I cannot help but ask, how did we get here? What has changed in the last few hundred years that has caused us to remove any value in entertainment, any sense of intelligence to consumerism - where, O' God, did we go wrong? Are there some hidden toxins in our food that make up prefer ass jokes to Shakespeare?

When comparing the popular culture of a few hundred years ago to today, one must come to a conclusion that humanity is on its way out. In the span of civilized culture all throughout the world, it has been in the last 30 years that popular culture has utterly dumbed down. Gone are the poets, the great novelists, the witty playwrites and meaningful discussions on all things laughter and sex. Now, we are given lust, greed, violence, fear, distaste, and vulgarity, and they call it "good fun". Don't get me wrong , this isn't a moral lesson, it's a matter of taste!

I recall studying the medieval town of Florence, Italy this last semester. In its time, it stood as a monument of culture, one of the greatest cities since Rome's Golden Age. In the evenings, the people would gather in a commons area to discuss love, religion, politics, art, sex ... whatever was important at the time, then disperse to cafes for dinner, then perhaps catch a public reading of Dante's Divine Comedy or Machiavelli's The Prince. And this was their entertainment! It was their way of unwinding after a particularly hard day weaving cloth or perhaps changing money.

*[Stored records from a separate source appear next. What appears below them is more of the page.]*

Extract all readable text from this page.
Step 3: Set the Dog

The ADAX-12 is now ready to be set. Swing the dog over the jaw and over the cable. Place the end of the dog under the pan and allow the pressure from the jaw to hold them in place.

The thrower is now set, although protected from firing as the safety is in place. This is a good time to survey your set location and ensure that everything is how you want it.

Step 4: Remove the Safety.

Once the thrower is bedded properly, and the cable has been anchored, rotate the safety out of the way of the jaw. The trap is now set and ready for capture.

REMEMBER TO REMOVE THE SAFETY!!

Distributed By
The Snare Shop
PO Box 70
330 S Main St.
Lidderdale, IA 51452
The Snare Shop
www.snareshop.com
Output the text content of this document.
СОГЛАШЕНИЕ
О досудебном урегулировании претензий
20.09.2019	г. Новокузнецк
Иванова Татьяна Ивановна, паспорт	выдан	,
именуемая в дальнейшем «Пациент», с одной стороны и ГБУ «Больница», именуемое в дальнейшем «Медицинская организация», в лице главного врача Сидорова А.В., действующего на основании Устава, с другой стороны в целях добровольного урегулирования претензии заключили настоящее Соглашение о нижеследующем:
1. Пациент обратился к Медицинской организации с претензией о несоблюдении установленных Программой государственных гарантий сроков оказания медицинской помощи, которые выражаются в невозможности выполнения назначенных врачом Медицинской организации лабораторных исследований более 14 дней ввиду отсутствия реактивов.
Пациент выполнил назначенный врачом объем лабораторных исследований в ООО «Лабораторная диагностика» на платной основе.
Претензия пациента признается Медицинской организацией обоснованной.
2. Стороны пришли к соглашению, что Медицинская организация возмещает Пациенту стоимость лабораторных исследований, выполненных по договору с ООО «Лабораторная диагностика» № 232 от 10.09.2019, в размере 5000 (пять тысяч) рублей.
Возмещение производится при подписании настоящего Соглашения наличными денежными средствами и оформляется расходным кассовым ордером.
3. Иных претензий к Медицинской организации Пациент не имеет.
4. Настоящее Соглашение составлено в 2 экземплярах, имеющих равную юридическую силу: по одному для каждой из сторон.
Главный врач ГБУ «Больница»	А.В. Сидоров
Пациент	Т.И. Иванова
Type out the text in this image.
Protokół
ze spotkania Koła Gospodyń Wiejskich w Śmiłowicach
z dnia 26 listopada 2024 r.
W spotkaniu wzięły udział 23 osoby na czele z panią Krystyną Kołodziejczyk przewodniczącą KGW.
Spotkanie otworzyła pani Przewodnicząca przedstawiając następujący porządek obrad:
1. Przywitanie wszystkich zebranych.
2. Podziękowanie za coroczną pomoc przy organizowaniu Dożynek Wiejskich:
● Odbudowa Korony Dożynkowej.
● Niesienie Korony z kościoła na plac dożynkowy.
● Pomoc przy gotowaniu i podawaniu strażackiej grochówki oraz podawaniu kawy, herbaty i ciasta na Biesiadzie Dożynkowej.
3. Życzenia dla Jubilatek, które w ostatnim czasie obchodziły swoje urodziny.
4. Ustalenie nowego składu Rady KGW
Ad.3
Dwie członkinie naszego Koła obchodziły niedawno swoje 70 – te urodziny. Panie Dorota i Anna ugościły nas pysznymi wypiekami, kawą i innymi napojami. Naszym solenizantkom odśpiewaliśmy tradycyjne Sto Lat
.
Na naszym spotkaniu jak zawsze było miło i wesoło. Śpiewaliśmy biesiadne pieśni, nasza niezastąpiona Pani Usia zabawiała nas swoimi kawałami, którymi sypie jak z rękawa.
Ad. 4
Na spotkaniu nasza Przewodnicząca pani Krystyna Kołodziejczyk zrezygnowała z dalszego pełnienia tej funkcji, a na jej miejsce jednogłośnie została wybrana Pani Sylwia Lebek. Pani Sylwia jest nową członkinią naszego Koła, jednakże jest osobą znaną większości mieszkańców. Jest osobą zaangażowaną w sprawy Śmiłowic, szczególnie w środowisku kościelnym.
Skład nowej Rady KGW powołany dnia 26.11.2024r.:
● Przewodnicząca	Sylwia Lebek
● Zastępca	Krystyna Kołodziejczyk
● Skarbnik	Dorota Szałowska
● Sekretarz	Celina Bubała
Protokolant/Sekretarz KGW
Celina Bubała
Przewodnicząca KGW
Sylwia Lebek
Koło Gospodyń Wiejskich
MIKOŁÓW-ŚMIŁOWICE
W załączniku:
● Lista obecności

And this was the way of the antiquated world - community, intelligence, and art were entertainment, not aversions to it.

Now, thanks in large part to the advent of television and film, our tastes have been homogenized to whatever those in power (also known as those in money) deem tasteful for us. We are just driftwood on a tide of incoming and outgoing trends and styles, blank slates to be dressed up in the latest sitcom, torturous horror film, or catch-phrase.

That's not to say that there's not the occasional gem in today's pop culture bog. I recently saw the film Stranger than Fiction and was utterly moved by it - it was graceful, understated, witty, and, get this, meaningful. It shot me back to the times I long so much to be a part of - it was a slice of antiquated goodness. And from time to time, there are those moments in modern culture that beg us to return to that goodness, the Schindler's Lists among the Hostels, if you will. It is in those brilliant moments that I find myself lost in antiquity, nostalgic for a time that I will never know - I remember, with my classicist imagination, a time when life was beautiful, when art was culture, and community was self. And I yearn for that attitude to return.

But until then, I'll keep rooting for the guy with the gray hair. And keep finding myself adrift on an ocean of meaninglessness.